Local authorities may sometimes base their assessment of age, or amend an age assessment, in the light of documentary evidence from the country of origin, or from documentation originating in another country. Social workers are trained to conduct age assessments.
The courts recognise that there is no denying the difficulties that a social worker is likely to face in carrying out an assessment of the question whether an unaccompanied asylum seeker is or is not under the age of 18. Reliable documentary evidence is almost always lacking in such cases. So the process has to be one of assessment.
However UKBA staff are advised to be careful about accepting the findings of social workers in some cases, since they do not generally have the necessary expertise to assess the authenticity of such documentation.
In these cases, it will usually be necessary for UKBA case owners to make their own enquiries about the authenticity of the documentation (which may affect UKBA’s decision on the individual’s age) and relay the findings back to the social worker.
Where an asylum appeal has been unsuccessful, but the Immigration Judge nevertheless finds the appellant to be a child, UKBA will accept this outcome in most cases, and proceed to treat the person as a child and grant the child discretionary leave to remain under UKBA policies.
In some cases UKBA may not accept the findings of the Immigration Judge that the person is a child because there are outstanding decisions which depend on age but on which the Judge has not taken into account. The SSHD must still give appropriate weight to the Judge’s consideration of age, and must have a sound and rational reason to depart from it. For example: where it is established that the Judge did not have before him a full and detailed local authority age assessment that concludes the appellant to be an adult it may be possible to prefer the local authority’s assessment to the decision of the Judge. There are complex issues involved in this event. One of the issues is whether the SSHD should appeal the Judge’s decision rather than adopt the findings of the local authority where they contradict the findings of the Judge that a person is a child.
When an Immigration Judge has found that an age disputed applicant is a child, and UKBA are minded to accept this view, the local authority is requested in writing by UKBA to review their assessment of age in light of the appeal outcome. In this instance the local authority is required to undertake its own assessment and must not fetter its discretion.

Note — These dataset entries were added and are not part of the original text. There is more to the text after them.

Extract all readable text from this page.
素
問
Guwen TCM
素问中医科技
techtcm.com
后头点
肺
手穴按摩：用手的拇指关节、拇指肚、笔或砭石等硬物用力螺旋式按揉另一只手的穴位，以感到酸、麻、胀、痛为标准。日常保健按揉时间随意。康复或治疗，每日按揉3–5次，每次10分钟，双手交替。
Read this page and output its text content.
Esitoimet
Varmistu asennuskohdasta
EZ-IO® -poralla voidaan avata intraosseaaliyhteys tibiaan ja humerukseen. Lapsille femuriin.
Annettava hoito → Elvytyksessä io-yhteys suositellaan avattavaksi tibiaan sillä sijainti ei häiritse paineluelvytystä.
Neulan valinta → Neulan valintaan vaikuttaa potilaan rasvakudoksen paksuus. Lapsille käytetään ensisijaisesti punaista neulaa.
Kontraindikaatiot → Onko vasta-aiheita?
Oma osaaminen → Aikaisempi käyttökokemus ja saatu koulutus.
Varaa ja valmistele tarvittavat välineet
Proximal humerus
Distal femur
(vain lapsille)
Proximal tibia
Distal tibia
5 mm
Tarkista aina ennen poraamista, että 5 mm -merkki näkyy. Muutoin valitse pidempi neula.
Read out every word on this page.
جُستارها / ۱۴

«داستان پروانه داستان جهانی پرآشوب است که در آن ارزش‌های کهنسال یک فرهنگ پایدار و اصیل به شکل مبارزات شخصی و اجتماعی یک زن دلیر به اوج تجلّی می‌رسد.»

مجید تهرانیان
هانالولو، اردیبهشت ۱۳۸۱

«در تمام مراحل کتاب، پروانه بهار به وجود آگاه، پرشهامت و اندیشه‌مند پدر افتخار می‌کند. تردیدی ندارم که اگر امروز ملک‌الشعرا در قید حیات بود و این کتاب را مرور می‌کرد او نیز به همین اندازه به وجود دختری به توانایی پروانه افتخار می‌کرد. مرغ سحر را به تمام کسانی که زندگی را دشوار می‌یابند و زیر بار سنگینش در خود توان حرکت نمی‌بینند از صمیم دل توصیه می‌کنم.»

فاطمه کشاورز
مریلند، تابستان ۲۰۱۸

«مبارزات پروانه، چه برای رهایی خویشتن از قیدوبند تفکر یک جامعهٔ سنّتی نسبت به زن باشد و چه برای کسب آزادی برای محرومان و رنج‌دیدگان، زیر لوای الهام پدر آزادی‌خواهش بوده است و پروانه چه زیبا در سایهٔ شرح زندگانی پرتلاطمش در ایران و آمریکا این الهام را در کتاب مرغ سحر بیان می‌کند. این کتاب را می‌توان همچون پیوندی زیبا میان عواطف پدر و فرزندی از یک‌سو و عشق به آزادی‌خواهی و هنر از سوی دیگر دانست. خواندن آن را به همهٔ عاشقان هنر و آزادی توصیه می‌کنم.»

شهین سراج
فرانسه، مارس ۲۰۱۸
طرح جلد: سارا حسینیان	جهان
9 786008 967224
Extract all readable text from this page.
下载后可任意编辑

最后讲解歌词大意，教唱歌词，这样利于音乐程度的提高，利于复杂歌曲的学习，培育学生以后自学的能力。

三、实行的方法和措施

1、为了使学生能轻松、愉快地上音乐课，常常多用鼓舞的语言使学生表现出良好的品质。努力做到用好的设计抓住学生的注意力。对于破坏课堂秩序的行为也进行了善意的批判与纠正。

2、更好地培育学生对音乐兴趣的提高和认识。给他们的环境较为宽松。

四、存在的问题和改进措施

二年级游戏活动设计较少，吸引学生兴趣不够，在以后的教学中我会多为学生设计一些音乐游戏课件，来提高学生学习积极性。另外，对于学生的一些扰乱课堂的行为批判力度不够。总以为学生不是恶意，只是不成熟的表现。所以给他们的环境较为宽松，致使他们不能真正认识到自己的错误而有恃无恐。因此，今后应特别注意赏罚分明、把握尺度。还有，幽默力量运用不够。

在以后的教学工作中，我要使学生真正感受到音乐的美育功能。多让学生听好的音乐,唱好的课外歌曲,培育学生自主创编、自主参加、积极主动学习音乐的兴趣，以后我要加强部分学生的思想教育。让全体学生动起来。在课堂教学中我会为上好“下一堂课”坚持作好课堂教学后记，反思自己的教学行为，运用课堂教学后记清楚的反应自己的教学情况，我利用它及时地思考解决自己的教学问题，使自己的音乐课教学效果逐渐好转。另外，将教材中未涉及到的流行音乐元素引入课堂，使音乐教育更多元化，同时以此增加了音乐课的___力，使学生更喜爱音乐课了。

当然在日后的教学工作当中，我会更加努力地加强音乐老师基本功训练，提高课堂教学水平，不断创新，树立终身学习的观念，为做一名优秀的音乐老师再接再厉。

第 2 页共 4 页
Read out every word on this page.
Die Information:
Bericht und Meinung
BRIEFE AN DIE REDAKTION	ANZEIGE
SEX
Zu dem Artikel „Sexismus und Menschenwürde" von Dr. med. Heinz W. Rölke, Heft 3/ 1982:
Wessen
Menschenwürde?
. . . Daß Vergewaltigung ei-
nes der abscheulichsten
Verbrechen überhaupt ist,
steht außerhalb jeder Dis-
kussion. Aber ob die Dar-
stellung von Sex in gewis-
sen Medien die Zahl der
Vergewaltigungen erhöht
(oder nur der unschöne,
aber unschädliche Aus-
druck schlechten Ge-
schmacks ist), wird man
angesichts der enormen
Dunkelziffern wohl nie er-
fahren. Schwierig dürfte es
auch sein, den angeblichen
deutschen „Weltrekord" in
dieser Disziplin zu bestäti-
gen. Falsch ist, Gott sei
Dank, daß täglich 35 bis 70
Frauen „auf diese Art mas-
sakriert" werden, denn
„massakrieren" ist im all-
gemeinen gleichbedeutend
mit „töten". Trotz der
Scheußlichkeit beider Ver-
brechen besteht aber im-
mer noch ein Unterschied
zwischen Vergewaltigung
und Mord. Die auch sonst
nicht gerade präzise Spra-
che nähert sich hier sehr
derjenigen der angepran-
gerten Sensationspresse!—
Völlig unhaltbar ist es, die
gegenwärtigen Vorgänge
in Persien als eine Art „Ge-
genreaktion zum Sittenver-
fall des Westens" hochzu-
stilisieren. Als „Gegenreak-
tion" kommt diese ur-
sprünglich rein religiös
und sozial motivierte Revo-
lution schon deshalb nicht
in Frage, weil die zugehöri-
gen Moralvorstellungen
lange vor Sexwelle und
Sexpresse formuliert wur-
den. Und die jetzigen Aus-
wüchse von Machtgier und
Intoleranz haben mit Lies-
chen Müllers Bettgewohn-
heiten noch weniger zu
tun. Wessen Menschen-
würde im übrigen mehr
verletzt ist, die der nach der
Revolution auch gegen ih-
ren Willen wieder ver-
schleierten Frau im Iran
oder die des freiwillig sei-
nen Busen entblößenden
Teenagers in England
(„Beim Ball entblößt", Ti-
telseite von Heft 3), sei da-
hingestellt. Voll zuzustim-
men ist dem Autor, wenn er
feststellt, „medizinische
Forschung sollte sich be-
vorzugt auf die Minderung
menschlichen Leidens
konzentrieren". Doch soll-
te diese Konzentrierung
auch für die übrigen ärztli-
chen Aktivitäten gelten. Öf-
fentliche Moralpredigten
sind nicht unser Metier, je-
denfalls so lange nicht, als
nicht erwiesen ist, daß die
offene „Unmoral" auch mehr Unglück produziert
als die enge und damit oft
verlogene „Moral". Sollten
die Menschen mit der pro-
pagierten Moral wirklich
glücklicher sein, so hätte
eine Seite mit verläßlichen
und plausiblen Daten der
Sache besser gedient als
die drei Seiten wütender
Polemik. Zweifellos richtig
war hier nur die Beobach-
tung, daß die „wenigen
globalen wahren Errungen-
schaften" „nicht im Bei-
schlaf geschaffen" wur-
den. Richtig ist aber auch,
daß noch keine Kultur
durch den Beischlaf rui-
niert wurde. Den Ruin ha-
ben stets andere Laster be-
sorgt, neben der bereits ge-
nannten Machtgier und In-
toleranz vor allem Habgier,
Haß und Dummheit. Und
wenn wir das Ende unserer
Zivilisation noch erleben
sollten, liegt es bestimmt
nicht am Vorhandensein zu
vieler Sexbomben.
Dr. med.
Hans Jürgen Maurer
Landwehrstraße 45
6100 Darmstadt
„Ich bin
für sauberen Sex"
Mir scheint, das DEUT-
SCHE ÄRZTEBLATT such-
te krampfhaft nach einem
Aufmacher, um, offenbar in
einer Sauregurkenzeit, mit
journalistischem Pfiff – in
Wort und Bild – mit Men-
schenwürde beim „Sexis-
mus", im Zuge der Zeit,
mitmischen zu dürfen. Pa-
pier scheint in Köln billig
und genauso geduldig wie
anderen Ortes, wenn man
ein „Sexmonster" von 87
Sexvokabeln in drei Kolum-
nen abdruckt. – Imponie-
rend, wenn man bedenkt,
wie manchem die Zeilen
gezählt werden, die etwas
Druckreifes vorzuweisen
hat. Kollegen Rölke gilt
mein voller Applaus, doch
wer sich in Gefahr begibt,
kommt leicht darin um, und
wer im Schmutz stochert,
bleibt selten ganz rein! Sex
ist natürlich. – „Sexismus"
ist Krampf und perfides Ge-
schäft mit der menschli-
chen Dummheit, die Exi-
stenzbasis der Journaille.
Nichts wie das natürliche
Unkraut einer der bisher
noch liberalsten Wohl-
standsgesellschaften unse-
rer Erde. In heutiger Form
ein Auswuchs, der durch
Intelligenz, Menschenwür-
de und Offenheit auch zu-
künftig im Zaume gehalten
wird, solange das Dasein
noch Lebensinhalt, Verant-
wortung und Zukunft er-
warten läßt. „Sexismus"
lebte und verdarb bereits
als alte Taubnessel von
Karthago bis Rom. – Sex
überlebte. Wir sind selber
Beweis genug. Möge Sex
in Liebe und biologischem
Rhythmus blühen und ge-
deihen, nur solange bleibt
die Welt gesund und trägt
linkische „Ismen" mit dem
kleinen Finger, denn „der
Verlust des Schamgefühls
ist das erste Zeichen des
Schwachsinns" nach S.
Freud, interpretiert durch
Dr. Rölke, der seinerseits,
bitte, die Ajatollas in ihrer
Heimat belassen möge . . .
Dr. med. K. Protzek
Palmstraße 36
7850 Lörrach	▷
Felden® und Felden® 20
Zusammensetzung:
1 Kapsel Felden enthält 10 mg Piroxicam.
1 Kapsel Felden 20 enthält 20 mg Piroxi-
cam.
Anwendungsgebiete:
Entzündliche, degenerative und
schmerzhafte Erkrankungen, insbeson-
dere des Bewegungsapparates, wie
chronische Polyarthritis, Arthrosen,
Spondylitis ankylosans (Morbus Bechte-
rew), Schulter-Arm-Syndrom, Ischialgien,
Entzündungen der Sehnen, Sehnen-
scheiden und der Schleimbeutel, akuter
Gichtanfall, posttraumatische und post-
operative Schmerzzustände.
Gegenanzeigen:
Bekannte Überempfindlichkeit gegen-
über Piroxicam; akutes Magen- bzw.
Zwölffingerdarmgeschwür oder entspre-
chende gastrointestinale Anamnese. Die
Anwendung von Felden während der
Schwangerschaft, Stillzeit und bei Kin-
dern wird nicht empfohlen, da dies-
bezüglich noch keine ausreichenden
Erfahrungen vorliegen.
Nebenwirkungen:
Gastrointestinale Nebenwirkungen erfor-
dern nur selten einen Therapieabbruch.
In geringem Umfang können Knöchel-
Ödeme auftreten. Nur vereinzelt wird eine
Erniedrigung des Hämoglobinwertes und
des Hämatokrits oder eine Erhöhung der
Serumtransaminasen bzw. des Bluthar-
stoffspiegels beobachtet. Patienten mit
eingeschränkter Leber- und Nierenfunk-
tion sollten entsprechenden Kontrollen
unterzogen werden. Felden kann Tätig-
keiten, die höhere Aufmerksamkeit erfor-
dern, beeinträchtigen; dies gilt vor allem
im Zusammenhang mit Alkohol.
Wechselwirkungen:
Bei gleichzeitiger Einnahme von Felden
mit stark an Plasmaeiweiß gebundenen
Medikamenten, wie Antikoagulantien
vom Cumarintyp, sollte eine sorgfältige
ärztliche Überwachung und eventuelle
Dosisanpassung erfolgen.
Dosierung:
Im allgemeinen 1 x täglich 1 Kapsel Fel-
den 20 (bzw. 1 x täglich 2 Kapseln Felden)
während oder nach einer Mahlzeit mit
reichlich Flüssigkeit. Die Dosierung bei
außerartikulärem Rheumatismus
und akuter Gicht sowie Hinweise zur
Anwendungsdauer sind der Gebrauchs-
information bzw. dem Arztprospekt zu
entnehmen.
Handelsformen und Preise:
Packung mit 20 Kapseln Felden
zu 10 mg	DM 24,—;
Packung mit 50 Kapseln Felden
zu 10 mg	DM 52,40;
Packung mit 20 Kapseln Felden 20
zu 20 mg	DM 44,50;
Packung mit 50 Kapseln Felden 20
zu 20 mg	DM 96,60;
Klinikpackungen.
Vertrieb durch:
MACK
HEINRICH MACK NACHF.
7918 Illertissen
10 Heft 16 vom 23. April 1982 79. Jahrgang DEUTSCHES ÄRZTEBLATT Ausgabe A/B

Those who are found to be a child by an Immigration Judge but who are found to be adults by the local authorities are best advised to obtain legal advice how to challenge these decisions made by the local authority. Presently the challenge against the local authority decision that the person is an adult is brought in the High Court by way of judicial review. If the case is not hopeless the Court may grant permission and then transfer the claim to the Upper Tribunal to consider. At these hearings public funding is available to instruct experts and solicitors and counsel to represent the child.
If the local authority does look after the child for a long period then their duty to that child continues beyond the age of 18 in some circumstances.
These cases are destined to be litigated owing to the limited resources of local authorities in providing assistance to asylum seeker children who are left to fend for themselves when their ages are disputed.